In this short story, Tchaikovsky explores the somehow already well trodden field of AI, and specifically the ways in which technology replacing people might create (or exacerbate) a crisis of meaning and community. Tim was hired on as an intern at Holring and Baselard’s HR department, and within the year found himself the last remaining member of it. Everyone else have been made redundant by various AI modules. Everyone Tim interacts with, in fact, is an artificial intelligence of some kind, that have all been programmed to be easy for people to interact with.
Tchaikovsky pokes fun at this, too, the idea that we’re creating AI to interact with people, and then replacing people such that computers are interacting with other computers using language models designed to make themselves better understood to humans (rather than, say, efficient). I’ve actually already seen at least one youtube video where the creator claims to have created an AI software to interact with an IT chatbot, and when the two systems realized they were both computers, supposedly chose to revert to code.
There is an intense loneliness in these pages that I don’t think I’ve seen much of in other depictions of a future significantly altered by AI for good or ill.

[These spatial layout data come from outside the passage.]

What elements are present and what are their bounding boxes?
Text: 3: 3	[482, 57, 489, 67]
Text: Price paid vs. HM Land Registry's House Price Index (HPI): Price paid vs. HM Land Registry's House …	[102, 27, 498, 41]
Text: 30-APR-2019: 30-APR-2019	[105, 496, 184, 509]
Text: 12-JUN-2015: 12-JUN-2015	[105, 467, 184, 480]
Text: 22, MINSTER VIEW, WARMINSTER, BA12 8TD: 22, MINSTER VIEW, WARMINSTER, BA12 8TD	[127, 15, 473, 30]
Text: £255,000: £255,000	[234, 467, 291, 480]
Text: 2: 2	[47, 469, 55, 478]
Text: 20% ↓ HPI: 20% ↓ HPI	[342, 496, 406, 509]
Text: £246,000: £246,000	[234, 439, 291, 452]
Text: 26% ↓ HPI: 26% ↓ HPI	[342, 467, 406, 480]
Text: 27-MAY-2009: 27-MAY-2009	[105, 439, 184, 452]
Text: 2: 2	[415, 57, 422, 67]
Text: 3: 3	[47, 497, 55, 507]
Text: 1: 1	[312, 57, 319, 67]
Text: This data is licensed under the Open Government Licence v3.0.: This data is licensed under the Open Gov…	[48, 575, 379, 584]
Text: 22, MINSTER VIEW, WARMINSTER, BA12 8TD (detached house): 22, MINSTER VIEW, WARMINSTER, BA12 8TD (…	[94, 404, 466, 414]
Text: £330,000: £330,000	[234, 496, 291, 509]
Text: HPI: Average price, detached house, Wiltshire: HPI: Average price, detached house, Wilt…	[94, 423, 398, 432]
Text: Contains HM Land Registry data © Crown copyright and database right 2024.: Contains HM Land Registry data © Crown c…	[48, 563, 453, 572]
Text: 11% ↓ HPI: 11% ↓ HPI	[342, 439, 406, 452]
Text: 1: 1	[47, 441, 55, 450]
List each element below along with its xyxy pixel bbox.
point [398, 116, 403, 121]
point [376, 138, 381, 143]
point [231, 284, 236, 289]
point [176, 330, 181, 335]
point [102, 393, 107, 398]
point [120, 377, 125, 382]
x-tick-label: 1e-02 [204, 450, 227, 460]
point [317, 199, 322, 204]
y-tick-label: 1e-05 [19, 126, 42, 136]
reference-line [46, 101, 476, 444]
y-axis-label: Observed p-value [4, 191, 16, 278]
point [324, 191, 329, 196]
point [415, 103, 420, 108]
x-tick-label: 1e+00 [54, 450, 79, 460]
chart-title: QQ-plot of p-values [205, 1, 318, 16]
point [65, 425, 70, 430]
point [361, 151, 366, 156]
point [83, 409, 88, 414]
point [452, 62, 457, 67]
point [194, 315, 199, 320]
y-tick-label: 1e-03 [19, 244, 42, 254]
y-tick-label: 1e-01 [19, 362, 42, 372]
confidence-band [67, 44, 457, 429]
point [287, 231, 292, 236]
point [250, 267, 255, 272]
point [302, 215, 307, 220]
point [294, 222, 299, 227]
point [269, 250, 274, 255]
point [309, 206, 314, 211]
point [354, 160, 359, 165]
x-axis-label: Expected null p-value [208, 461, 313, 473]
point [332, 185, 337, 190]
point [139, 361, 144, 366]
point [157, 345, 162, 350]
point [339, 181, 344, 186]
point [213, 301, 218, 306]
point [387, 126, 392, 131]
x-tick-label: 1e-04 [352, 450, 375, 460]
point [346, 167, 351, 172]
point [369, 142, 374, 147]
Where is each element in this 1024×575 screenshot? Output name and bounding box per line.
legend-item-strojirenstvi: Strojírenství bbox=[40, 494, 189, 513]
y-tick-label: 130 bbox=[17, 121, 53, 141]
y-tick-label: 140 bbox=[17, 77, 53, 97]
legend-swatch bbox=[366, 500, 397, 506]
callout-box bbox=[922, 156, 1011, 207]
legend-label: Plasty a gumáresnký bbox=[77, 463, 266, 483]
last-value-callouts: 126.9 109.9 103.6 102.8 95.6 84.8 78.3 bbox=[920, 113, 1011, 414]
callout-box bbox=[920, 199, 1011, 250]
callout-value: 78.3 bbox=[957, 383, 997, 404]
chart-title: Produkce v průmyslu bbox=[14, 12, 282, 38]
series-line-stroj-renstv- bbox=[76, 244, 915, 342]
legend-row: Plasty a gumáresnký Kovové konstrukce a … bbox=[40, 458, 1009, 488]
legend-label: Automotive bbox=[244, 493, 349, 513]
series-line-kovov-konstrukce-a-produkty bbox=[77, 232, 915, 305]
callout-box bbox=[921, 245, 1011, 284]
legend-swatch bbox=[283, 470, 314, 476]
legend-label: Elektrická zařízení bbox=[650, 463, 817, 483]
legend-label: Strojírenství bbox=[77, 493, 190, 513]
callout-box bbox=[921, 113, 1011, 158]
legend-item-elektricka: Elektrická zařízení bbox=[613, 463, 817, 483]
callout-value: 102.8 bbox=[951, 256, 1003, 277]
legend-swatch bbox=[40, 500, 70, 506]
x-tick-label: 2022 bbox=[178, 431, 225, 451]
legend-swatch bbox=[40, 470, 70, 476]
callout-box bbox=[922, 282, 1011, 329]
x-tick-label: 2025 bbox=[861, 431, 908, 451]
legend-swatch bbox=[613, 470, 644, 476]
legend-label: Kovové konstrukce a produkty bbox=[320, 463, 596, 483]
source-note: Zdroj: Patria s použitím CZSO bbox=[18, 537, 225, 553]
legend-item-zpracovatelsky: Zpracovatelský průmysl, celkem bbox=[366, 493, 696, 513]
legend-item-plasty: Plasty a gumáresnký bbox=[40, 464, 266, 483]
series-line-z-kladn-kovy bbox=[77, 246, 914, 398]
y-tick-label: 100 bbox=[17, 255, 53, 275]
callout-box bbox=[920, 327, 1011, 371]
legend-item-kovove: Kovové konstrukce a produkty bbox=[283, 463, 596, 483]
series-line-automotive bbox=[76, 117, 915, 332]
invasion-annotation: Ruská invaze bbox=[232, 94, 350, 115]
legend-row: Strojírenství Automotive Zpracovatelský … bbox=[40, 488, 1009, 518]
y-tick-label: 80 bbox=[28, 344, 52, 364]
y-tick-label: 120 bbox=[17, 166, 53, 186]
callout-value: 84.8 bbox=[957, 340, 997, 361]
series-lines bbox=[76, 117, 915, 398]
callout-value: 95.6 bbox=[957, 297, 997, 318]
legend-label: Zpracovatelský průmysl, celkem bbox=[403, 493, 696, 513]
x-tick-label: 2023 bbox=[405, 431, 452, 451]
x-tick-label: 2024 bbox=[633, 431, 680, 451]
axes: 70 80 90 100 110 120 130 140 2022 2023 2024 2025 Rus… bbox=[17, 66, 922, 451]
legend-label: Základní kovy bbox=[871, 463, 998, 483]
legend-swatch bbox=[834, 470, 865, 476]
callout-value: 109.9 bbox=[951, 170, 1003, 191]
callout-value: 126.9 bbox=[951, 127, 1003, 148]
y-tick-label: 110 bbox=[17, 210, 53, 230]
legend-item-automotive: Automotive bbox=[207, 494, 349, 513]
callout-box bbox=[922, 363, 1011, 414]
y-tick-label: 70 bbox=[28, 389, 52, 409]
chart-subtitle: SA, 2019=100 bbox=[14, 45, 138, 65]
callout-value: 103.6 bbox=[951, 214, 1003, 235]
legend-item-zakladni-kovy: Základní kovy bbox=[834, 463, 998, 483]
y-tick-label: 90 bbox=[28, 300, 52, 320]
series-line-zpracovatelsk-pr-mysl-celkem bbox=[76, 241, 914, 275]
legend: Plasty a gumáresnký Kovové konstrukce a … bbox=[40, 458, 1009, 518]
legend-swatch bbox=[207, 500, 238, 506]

There are always people around, lots of people – whether they are citizens enjoying a utopian world or freedom fighters on the fringe, they’re always there. Here, Tim is the only person we ever see and his increasing desperation to find another PERSON is quietly devastating. For all the horror that’s been written about AI going evil or simply sentient and then neutrally deciding to purge humanity, I haven’t seen anyone explore the horror of AI operating precisely as designed.